Anak Naga (Bu Lim Hong yun) Bab 66: Pak Hong Terluka

Anak Naga (Bu Lim Hong yun) Bab 66: Pak Hong Terluka
Bab 66 Pak Hong Terluka

Di dalam sebuah kuil tua yang terletak di gunung Wu san, tampak seorang tua renta duduk bersila dengan mata terpejam, di hadapannya duduk lelaki berusia lima puluhan. siapa mereka berdua itu? Ternyata adalah Ban Tok Lo Mo dan Tan Beng song, muridnya.

Lama sekali barulah orangtua renta itu membuka matanya, ditatapnya Tan Beng song dengan tajam sekali. "suhu...."

"Aaaah..." Ban Tok Lo Mo menghela nafas panjang.

"Tak kusangka Tong sianjin itu berkepandaian begitu tinggi, bahkan kebal terhadap racun."

"Suhu," ujar Tan Beng song.

"Kenapa suhu tidak mau membunuhnya?"

"Kami cuma bertanding sepuluh jurus, kenapa aku harus membunuhnya?" sahut Ban Tok Lo Mo.

"Lagipula dia kebal terhadap racun, maka tidak gampang membunuhnya."

"Lalu apa rencana suhu sekarang?"

"Aku justru sedang memikirkan itu. Engkau masih punya suatu ide?"

"Kemarin suhu melukai Pak Hong, maka kaum rimba persilatan pasti tahu akan keberadaan kita di Tionggoan oleh karena itu...." Tan Beng song melanjutkan.

"Kita harus segera bertindak agar para ketua partai itu tidak bergabung melawan kita."

"Maksudmu?"

"Kita turun tangan lebih dulu terhadap para ketua." "Ngmmm" Ban Tok Lo Mo manggut-manggut.

"Menurutmu, kita harus turun tangan dulu terhadap ketua mana?"

"Ketua Hwa san dan Khong Tong dulu, setelah itu barulah ketua Kun Lun, GoBi dan lainnya."

"Bagus" Ban Tok Lo Mo tertawa gelak.

"Ha ha ha Dengan cara demikian, maka para ketua itu tidak akan dapat bergabung"

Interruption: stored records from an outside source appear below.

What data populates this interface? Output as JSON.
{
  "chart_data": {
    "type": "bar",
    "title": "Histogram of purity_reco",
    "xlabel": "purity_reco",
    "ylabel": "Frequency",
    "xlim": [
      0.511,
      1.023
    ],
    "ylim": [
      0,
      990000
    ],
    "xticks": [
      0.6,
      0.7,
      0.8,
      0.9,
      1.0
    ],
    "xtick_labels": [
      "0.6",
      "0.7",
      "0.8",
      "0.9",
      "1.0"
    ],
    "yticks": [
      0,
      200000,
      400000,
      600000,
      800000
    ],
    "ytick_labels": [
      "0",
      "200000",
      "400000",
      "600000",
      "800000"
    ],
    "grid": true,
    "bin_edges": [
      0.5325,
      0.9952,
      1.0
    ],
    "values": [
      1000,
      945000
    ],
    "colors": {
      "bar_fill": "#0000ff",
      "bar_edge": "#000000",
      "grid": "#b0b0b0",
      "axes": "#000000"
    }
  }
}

"Kalau suhu sudah membunuh para ketua itu, tentu suhu menjadi jago tanpa tanding di kolong langit."

"Betul" Ban Tok Lo Mo tertawa terbahak-bahaki

"Ha ha ha Tujuh delapan tahun yang lampau, aku pernah dihina oleh kaum rimba persilatan Tionggoan, kini sudah waktunya aku mencuci bersih penghinaan itu Ha ha ha..."

"Kenapa pada waktu itu kaum rimba persilatan Tionggoan menghina suhu?" tanya Tan Beng song.

"Karena kepandaianku masih belum begitu tinggi, maka mereka menghinaku yang ingin menjagoi rimba persilatan Tionggoan." Ban Tok Lo Mo memberitahukan.

"Karena itu, aku pulang ke pulau Ban Tok To dan berlatih terus-menerus...."

"oooh" Tan Beng song manggut-manggut.

"oh ya, aku justru tidak habis pikir tentang Tong Hai sianjin. Bagaimana dia bisa kebal terhadap racun?"

"Akupun tidak mengerti." Ban Tok Lo Mo menggeleng-gelengkan kepala.

"Mungkin dia memiliki semacam ilmu yang dapat memunahkan racunku."

"Itu bagaimana mungkin?" Tan Beng song meng-geleng-gelengkan kepala.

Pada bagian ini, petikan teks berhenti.